LiveFrameSource is the higher-level live-camera helper for a caller that needs one fresh raw frame for a participant. It waits for a frame within its configured freshness window, then returns FrameData or raises FrameUnavailable. It deliberately stops at raw pixels: image conversion, model calls, and PNG export remain the consumer’s responsibility. Participant departure events automatically discard that participant’s cached frames and wake pending requests; wait state is removed when each request completes.

from xr_ai_agent import LiveFrameSource

frames = LiveFrameSource(ep, max_age_s=2.0, timeout_s=5.0)
frame = await frames.get("participant-1")

Return path#

Method	Sends
`send_return_data(msg)`	a `DataMessage` back to a client (text or binary on a topic)
`send_return_audio(chunk)`	an `AudioChunk` of agent or TTS audio to a client
`flush_return_audio(pid)`	drops audio queued at the hub for `pid` — interrupts the agent’s own playback
`set_status(status, pid=None)`	publishes agent status (e.g. `"idle"`, `"processing"`) on the reserved `_agent.status` channel; broadcasts when `pid` is omitted
`request_roster()`	asks the hub to replay “joined” events for all current pids

IPC message types#

The codec is msgpack with a small MsgType tag. New types can be appended without breaking existing code.

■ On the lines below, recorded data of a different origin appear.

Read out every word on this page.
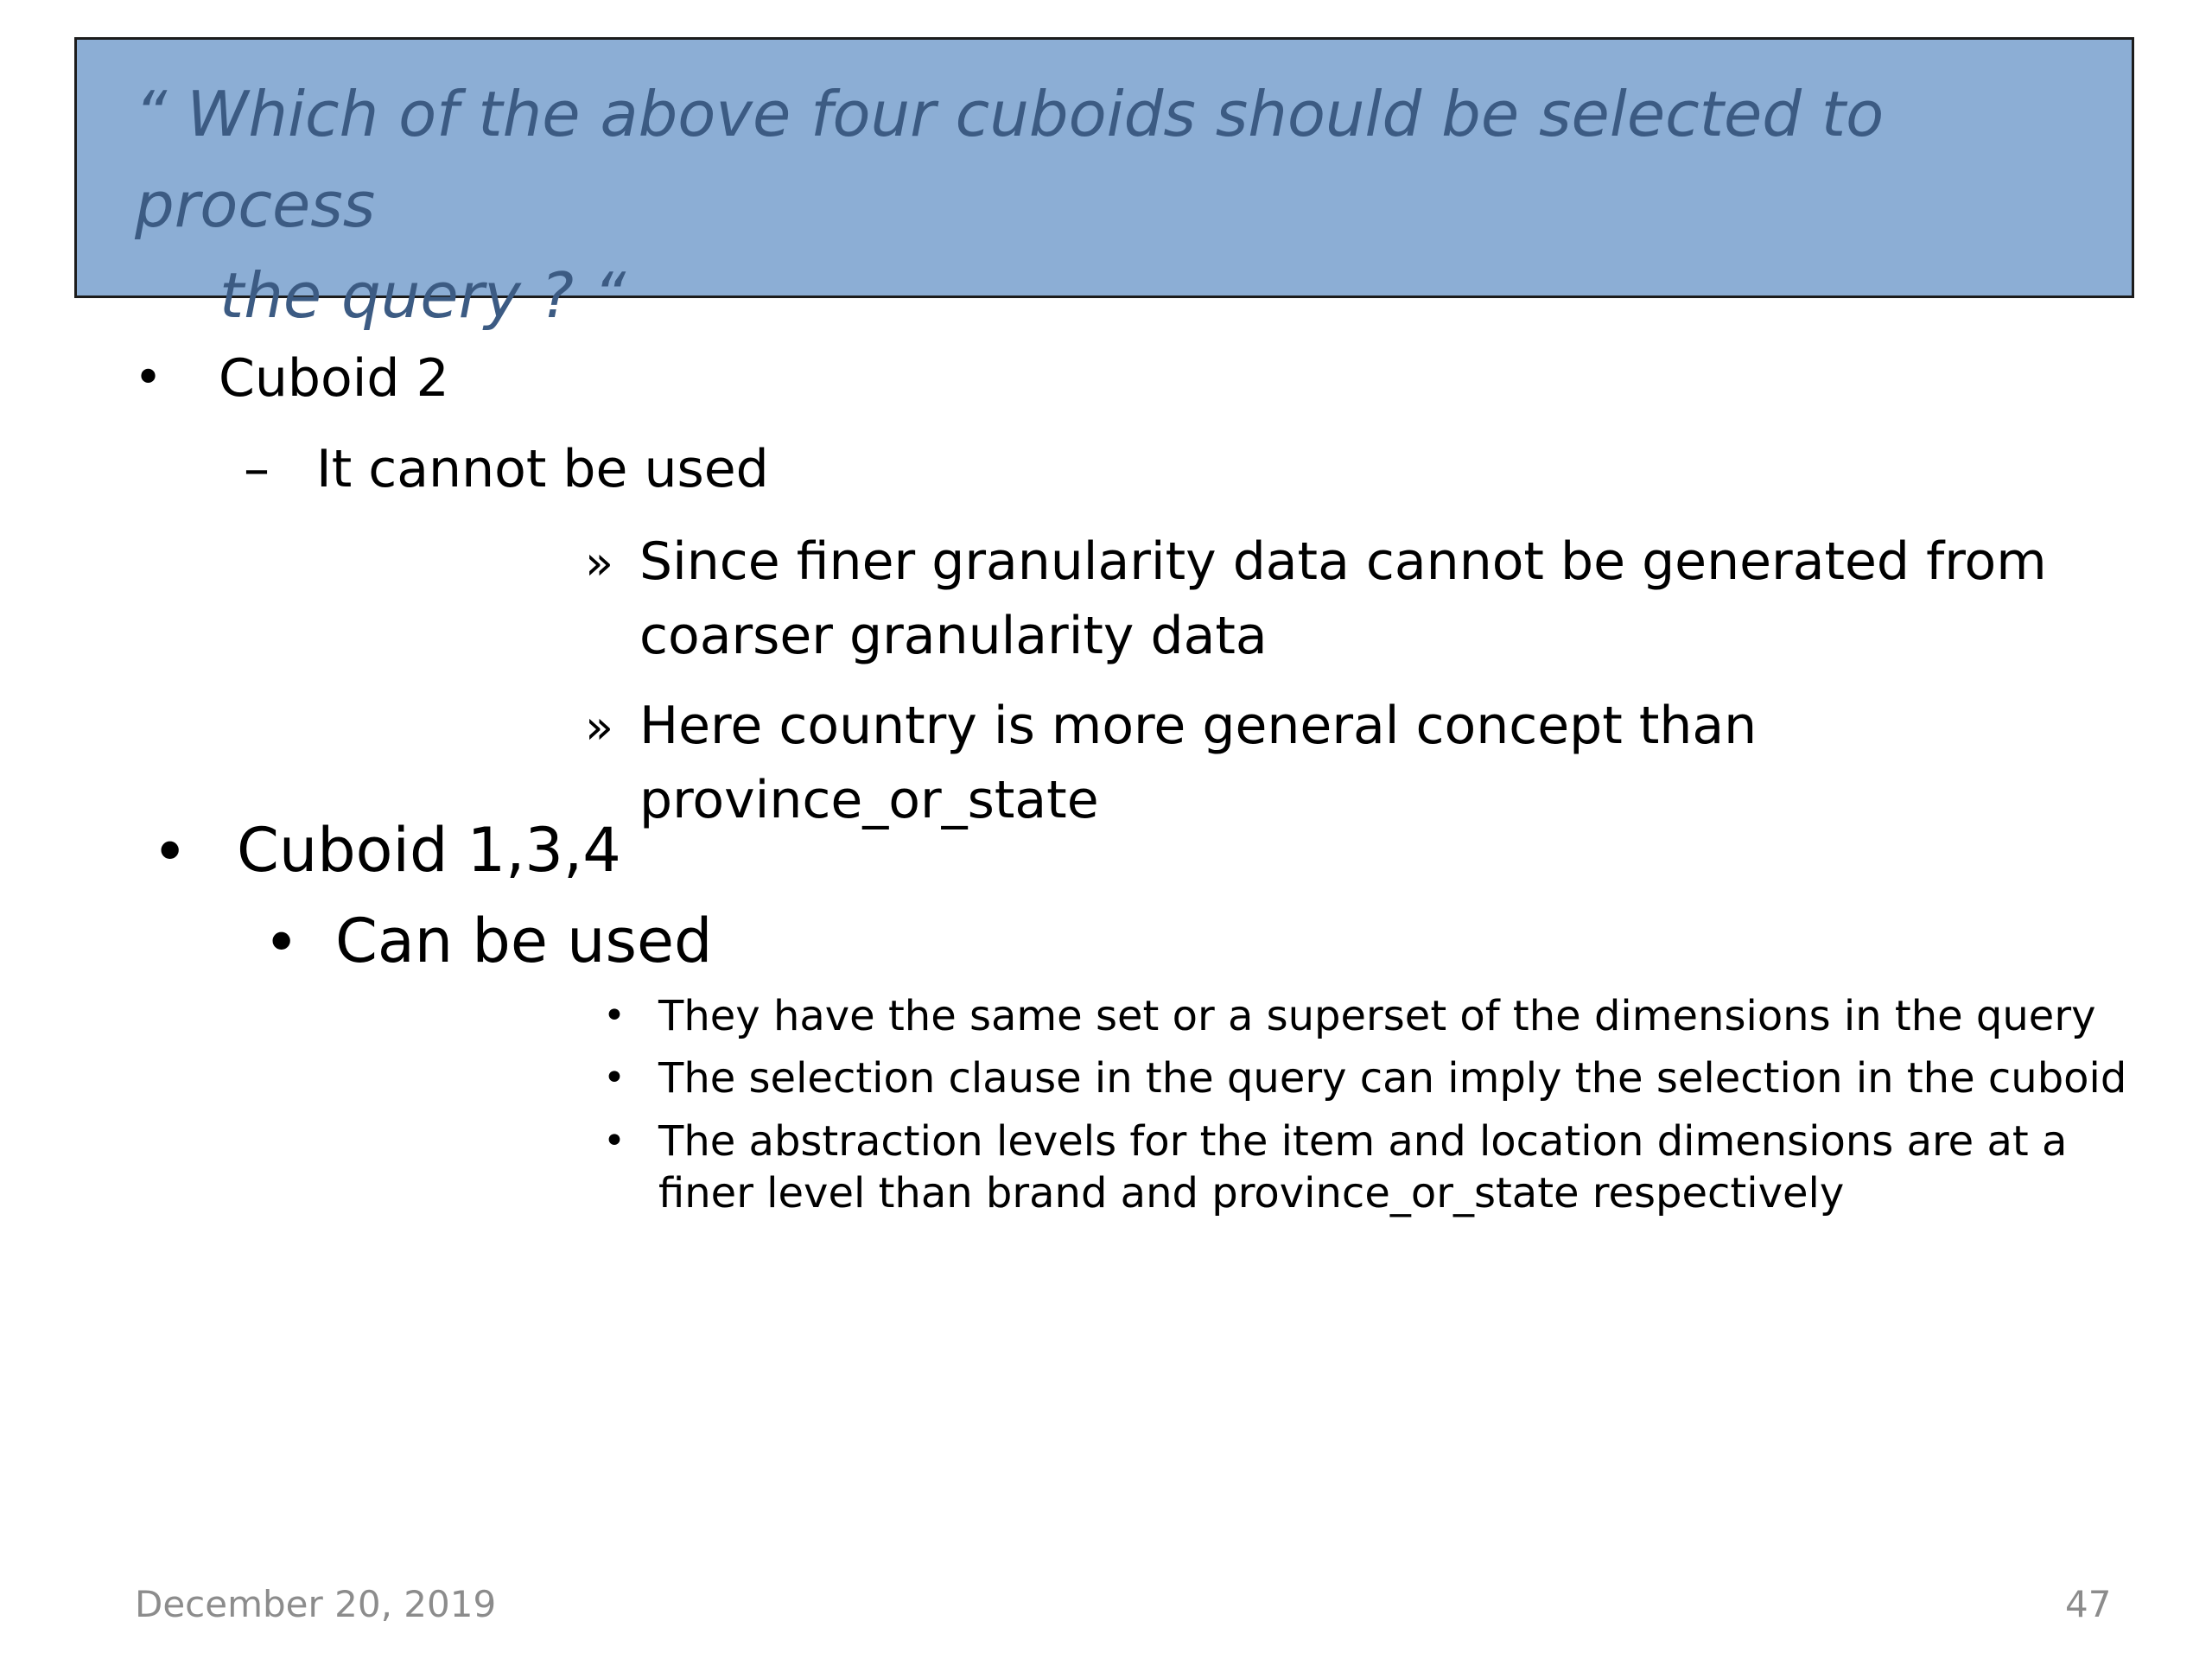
“ Which of the above four cuboids should be selected to process
the query ? “
• Cuboid 2
– It cannot be used
» Since finer granularity data cannot be generated from coarser granularity data
» Here country is more general concept than province_or_state
• Cuboid 1,3,4
• Can be used
• They have the same set or a superset of the dimensions in the query
• The selection clause in the query can imply the selection in the cuboid
• The abstraction levels for the item and location dimensions are at a finer level than brand and province_or_state respectively
December 20, 2019	47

`MsgType`	Direction	Meaning
`FRAME_SIGNAL`	connector → hub	a decoded frame was written to the shared-memory ring buffer
`AUDIO_CHUNK`	connector → hub	raw PCM audio chunk
`CONTROL`	connector → hub	extensible key/value control message
`DATA_MESSAGE`	connector → hub	LiveKit data-channel payload (routed by topic)
`RETURN_AUDIO`	hub → connector	agent or TTS audio for a specific client
`RETURN_DATA`	hub → connector	agent text or binary for a specific client
`PARTICIPANT_EVENT`	bidirectional	participant joined or left the room
`CONNECTOR_REGISTER`	connector → hub	connector announces itself + its shm name
`FRAME_REQUEST`	processor → hub	request pixel data for a frame
`FRAME_DATA`	hub → processor	pixel data delivered to the requester
`RETURN_AUDIO_FLUSH`	processor → hub	drop audio queued for a participant’s return track
`ROSTER_REQUEST`	processor → hub	replay joined-events for the current roster

Shared memory#

ShmRingBuffer and SlotView give agents that read raw pixels a zero-copy view into the hub’s shared-memory ring buffer. The codec is extensible via register_encoder and register_decoder for custom payload types.